The network was successfully trained to switch the synchrony profiles (Fig. 6B and Supplementary Movie 5) due to the external pulse, and thus a sufficiently strong perturbation to the system can induce a transition from one low-dimensional attractor (i.e., a low-dimensional projection of the RNN’s multidimensional attractor) to another. The RNN trained to switch chimera showed evidence of only two different low-dimensional attractors (for more information about the underlying dynamics or attractor of the trained RNN see Supplementary Note 2 and Supplementary Fig. 3). One attractor was defined by \({{{\hat{{{{{\boldsymbol{\theta }}}}}}}}}\) being synchronized and \({{{\hat{{{{{\boldsymbol{\phi }}}}}}}}}\) being unsynchronized, and the other attractor was defined by \({{{\hat{{{{{\boldsymbol{\theta }}}}}}}}}\) being unsynchronized and \({{{\hat{{{{{\boldsymbol{\phi }}}}}}}}}\) being synchronized (Supplementary Fig. 4). However, we found that for some pulses, the embedded chimera did not switch indicating that switching success may depend on the specific state of the system at the time of a pulse50. For those pulses where the embedded chimera did not switch, the following pulse switched the chimera state regardless of the state of \({{{\hat{{{{{\boldsymbol{\theta }}}}}}}}}\) and \({{{\hat{{{{{\boldsymbol{\phi }}}}}}}}}\). In other words, any time an unsuccessful pulse occurred, the −10 pulse would act as a +10 pulse, and the +10 pulse would act as a −10 pulse (Supplementary Fig. 5). We tested the RNN with only positive pulses and with only negative pulses and it switched states independently of the pulse sign (Supplementary Fig. 6). Altogether, it proves that it is the size rather than the direction/sign of the pulse what leads to a switch in the chimera state.

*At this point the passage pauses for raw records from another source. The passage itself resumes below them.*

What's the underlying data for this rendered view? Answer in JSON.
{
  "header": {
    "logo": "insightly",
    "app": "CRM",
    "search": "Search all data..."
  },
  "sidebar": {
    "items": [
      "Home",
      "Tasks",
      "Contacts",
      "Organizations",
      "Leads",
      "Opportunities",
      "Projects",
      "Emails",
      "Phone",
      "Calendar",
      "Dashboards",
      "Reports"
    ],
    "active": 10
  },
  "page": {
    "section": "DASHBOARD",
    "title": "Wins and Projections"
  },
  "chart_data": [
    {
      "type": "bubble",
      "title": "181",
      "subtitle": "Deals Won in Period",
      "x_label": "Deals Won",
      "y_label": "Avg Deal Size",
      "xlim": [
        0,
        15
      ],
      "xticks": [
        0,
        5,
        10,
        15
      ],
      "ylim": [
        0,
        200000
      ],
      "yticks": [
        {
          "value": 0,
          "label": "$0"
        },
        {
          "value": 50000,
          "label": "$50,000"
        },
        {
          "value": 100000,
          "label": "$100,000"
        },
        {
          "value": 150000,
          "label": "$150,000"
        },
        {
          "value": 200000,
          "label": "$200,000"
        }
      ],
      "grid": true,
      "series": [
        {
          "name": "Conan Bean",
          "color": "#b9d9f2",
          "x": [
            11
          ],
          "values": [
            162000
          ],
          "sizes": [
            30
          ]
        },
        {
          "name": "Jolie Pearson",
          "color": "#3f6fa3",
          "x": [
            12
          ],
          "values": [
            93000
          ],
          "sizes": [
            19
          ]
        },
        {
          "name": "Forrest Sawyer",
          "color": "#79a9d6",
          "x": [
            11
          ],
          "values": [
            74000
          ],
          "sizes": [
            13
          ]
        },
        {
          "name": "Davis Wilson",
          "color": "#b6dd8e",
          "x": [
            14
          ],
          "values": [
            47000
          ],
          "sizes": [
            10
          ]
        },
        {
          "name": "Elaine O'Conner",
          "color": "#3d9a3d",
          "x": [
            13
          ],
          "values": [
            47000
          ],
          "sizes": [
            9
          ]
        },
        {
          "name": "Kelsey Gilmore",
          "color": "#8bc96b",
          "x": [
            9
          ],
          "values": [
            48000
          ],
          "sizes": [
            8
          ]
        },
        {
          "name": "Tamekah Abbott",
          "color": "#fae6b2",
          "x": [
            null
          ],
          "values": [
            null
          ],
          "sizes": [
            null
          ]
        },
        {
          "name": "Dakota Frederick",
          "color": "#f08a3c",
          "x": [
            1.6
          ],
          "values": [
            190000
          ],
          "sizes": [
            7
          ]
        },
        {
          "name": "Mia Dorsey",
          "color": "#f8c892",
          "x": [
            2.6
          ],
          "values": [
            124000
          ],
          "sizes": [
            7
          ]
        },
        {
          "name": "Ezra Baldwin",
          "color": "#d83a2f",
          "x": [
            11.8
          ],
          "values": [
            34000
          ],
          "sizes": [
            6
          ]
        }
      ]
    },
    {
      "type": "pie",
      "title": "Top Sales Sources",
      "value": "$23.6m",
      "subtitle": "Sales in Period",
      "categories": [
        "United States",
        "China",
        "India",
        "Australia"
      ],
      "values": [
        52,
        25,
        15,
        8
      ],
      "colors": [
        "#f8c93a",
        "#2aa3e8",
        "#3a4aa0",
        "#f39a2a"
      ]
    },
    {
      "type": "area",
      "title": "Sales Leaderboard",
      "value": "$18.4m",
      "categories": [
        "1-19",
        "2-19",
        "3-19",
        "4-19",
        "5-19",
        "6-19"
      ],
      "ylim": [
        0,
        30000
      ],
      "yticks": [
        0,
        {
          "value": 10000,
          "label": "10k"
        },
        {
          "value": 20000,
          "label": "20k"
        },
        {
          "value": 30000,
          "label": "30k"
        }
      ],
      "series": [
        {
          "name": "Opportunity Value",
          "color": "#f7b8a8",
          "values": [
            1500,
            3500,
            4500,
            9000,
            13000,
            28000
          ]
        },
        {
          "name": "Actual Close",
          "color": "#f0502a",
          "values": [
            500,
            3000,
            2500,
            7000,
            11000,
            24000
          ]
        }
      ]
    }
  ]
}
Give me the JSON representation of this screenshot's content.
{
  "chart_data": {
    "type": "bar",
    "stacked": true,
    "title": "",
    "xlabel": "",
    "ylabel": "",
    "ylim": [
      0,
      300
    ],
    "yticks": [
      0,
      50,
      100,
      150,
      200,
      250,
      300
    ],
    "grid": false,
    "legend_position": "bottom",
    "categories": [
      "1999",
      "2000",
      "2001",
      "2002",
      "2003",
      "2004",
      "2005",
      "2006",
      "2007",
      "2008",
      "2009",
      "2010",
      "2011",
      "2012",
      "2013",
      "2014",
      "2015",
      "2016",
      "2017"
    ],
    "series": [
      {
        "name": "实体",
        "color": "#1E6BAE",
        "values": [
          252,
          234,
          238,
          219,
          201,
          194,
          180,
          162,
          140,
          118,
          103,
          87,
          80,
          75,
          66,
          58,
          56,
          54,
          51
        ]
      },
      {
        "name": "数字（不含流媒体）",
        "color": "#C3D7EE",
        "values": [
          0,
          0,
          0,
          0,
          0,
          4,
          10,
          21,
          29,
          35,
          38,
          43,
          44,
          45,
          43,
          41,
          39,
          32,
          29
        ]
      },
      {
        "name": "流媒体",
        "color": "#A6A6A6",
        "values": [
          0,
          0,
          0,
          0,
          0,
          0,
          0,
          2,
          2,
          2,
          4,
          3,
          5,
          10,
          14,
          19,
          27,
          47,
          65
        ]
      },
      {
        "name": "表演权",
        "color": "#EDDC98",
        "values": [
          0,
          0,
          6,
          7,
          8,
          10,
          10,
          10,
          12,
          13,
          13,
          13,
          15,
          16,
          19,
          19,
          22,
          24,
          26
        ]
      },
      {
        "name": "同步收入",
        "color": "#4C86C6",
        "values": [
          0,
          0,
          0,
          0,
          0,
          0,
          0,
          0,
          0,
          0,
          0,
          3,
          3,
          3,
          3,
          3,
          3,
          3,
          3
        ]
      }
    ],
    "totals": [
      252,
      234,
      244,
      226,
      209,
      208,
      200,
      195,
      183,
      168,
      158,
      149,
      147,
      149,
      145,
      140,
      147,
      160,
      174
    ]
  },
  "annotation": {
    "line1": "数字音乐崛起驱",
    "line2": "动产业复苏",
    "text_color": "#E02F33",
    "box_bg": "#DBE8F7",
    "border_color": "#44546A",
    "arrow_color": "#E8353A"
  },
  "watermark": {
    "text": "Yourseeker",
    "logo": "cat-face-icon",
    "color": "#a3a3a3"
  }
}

Finally, we sought to determine how the low-dimensional projection of the RNN’s multidimensional attractor (see Supplementary Fig. 3) would change in the case of the switching chimera (Supplementary Fig. 4). We analyzed the underlying activity by computing the PCA of the RNN firing rates (Fig. 6C, D). The neuronal dynamics themselves readily display a change after the external input. At the network level, this change of dynamics is manifested on the temporal evolution of the 3rd and 5th principal components. The first principal component does not change after the input, and we believe this is due to the fact it accounts for the main frequency of both groups (the synchronized and unsynchronized populations), which is identical for both as we have shown in the FFT of the embedded chimera state (Fig. 5D).